Something you may want to look at for the far future, if you find you need to redo specific labels, is adding a "Reprint" flag that is manually set if a reprint is required for a specific batch. Then call the same report but limited to "Reprint=true".

On your report, do you print to sheets of labels such that you need to start at a specific point on the sheet?
 

The_Doc_Man

Immoderate Moderator
Staff member
Local time
Yesterday, 19:11
Joined
Feb 28, 2001
Messages
27,001
Minty, I agree with you about knowing whether something had fiduciary value as to whether it was printed or not. However, with the Navy, we had another issue. Turns out that putting a name and full street address on a printing label sometimes involves the Privacy Act so we had to track ANY EVENT that impinged on printing address labels. For us, it was less about HOW MANY times it was printed; it was FOR WHOM it was printed. Essentially, an audit for accountability of "need to know."

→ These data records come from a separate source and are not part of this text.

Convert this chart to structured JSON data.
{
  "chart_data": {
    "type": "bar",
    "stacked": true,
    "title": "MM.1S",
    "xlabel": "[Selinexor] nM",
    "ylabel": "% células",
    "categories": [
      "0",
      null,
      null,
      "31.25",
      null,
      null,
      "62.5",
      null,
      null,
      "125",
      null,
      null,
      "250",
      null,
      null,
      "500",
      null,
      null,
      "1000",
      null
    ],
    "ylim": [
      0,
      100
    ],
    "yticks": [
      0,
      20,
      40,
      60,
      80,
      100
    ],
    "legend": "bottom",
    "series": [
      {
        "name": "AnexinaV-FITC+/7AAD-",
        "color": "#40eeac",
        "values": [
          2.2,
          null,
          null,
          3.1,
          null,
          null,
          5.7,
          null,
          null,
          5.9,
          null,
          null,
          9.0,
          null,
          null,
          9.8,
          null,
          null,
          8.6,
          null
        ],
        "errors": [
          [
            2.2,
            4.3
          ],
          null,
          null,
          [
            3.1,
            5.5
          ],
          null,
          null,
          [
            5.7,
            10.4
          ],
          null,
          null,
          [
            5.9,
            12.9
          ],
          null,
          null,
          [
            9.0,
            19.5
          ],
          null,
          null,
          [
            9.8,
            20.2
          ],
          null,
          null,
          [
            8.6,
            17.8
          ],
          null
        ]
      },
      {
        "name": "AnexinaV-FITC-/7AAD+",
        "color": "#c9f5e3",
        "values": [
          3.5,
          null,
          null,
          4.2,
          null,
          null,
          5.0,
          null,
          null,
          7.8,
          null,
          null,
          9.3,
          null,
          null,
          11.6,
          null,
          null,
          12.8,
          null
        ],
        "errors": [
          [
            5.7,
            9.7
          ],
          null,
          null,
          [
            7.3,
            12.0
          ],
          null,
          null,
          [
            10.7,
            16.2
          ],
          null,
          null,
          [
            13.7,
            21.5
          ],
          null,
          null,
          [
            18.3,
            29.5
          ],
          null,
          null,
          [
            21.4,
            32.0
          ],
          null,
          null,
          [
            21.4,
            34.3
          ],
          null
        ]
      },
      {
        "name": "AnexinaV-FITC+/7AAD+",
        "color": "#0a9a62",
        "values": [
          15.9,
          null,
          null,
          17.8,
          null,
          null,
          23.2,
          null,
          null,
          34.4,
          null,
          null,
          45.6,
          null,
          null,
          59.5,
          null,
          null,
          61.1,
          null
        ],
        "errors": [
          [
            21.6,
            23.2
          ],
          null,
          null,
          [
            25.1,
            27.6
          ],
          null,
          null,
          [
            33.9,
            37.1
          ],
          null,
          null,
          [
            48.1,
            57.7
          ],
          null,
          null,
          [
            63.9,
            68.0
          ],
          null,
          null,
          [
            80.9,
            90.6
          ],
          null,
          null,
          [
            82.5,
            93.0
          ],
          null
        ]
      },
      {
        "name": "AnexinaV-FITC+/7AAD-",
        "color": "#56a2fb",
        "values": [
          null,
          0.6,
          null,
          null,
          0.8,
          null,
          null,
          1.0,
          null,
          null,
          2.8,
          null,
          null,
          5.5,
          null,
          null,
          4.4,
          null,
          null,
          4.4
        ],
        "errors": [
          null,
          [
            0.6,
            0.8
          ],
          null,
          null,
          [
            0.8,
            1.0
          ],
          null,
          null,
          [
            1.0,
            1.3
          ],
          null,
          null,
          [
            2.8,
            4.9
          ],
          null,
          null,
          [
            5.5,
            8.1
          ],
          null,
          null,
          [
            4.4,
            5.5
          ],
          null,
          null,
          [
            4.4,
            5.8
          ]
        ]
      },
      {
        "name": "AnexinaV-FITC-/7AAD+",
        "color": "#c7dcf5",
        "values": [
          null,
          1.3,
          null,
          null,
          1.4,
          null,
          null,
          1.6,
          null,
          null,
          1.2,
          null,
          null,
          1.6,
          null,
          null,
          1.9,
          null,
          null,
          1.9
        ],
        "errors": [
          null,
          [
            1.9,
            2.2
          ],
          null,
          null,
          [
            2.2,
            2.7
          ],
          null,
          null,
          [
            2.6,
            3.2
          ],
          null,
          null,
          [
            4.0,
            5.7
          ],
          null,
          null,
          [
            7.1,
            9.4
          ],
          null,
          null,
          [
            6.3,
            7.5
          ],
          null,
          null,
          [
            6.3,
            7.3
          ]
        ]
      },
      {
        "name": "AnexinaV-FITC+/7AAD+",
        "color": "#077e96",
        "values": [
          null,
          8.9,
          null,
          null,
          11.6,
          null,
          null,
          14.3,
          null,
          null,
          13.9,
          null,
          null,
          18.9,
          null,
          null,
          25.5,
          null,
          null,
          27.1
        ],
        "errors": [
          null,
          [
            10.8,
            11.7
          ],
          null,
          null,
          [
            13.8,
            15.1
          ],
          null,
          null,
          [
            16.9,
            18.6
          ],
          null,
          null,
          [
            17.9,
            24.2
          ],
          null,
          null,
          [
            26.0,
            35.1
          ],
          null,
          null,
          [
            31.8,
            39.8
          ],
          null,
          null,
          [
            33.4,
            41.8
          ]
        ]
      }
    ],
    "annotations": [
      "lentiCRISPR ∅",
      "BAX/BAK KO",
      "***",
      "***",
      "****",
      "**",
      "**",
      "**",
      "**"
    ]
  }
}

Since the OP is involved with a commercial subscription service, there are at least a FEW possible fiduciary or privacy issues. Only kevinglasgow is in a position to know the exact importance and the answer to the "Can/Should" question about what is tracked.
 

Mark_

Longboard on the internet
Local time
Yesterday, 17:11
Joined
Sep 12, 2017
Messages
2,111
Doc,

Was that addressed to me????

I didn't get into PII or FOIA related issues as they tend to be very specific to certain industries, same with HIPAA or security clearance related tracking. As it is related to a service/subscription (in this context may be media being sent) I figured I'd include the concept as there may be a cost involved if the same subscription is sent more than once or if pre-paid postage is in play.